Днем болотная нечисть почти не показывается, большую неприятность доставляли только комары и кикиморы. Последние, похожие на тощих лохматых старушонок с длинными узловатыми пальцами и лягушачьими лапами вместо босых ног, собрались целой стаей. Полынь, щедро напиханная Мокридой нам во все карманы, не позволяла нечисти приблизиться, но злыдни расселись рядком на кочки вдоль гати и принялись визгливыми голосами обсуждать и осуждать меня и Трэка.
– Не обращай ты на них внимания, – спокойно посоветовал торящий дорогу скаегет. – Не отвечай, так они скорее от злости засохнут.
А погань болотная изгалялась вовсю.
– Ишь, патлы отрастил!

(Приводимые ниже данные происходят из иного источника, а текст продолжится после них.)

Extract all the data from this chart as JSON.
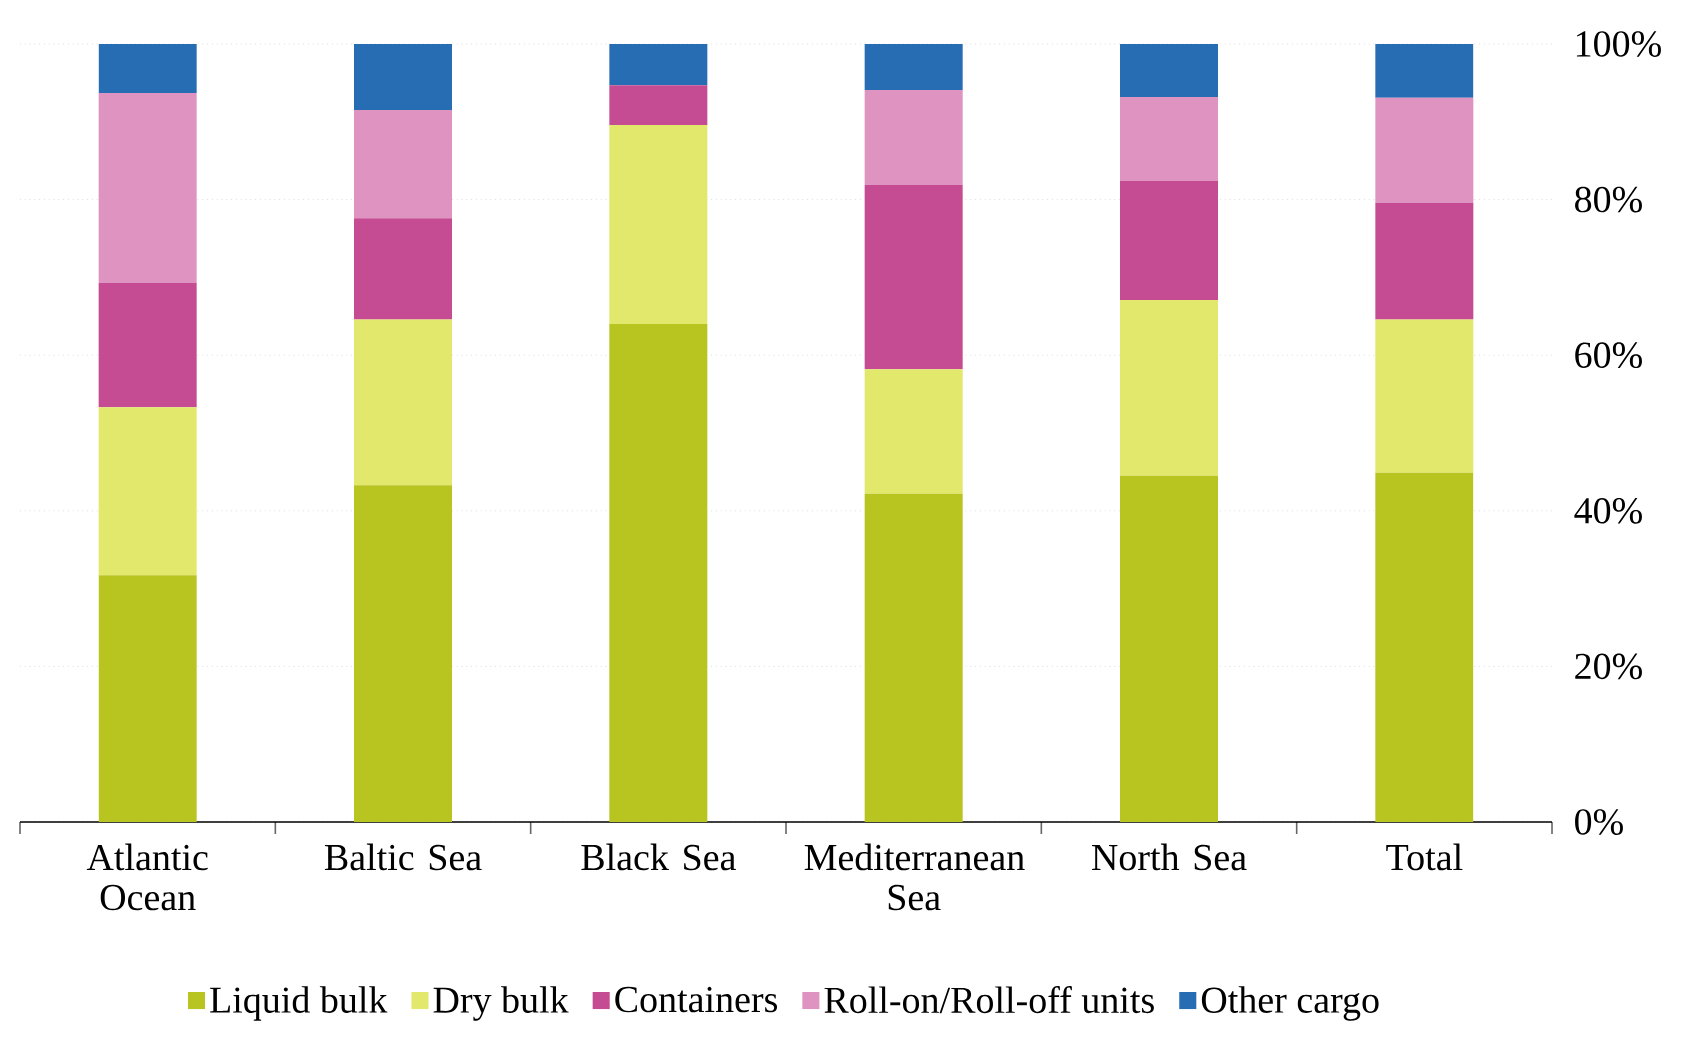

И не поймешь, парень или девка!
– А второй-то, гля, рожу в бороду прячет, не иначе натворил чего!
– Куда вертихвосток-то своих девали?
– Не до вертихвосток им сейчас, вона, пьянствовать идут!
– Или грибочки жрать будут!
– Вот и расти таких! Тьфу!
– А дома, небось, дети плачут!
Идущий впереди Трэк вдруг споткнулся. Я успел подхватить друга под локоть и почувствовал, как закаменели под тканью рубахи и куртки мышцы скаегета.
– Ничего, ничего, – пробормотал бородач. – Ерунду болтают. Идем.
Болотная жижа недовольно чавкнула, отпуская дверь. Мы вошли в часовню. Я огляделся и понял, что зря позвал с собой Трэкула.
Не знаю, как должно выглядеть храмовое сооружение изнутри, но явно не подобным образом. Пол, стены и даже потолок заброшенной часовни были плотно размалеваны символами, ни к ортодоксальной церкви, ни даже к разрешенным культам и обережной магии отношения не имеющими. Всё, что напоминало о боге, было сломано или выброшено. Посреди часовни в криво нарисованной пентаграмме чернело кострище.
– Ах, святотатцы! – потрясенно выдохнул Трэк. – И не нечисть ведь, люди! Люди, Солевейг!
Растерянно озираясь, скаегет обошел испоганенную часовню. В двери заглядывали кикиморы, говорили гадости. Трэк будто не слышал.
Я не знаю, как сын Стензальта пришел к ортодоксальной вере. У скаегетов свои культы, члены закрытых общин придерживаются мировоззрения предков и не любят отступников. Но ведь было же что-то, настолько сильное, что заставило Трэкула оставить традиции своего народа. Мне, неверующему, это не понять, но чувства друга я уважаю.
В кострище валялись какие-то полуобгорешие листы. Я поднял их, по привычке читать всё, что попалось на глаза, посмотрел. Имена и фамилии, даты. Похоже, в часовне прежде хранили храмовые книги, содержащие записи обо всех людях, имевших отношение к здешней церкви.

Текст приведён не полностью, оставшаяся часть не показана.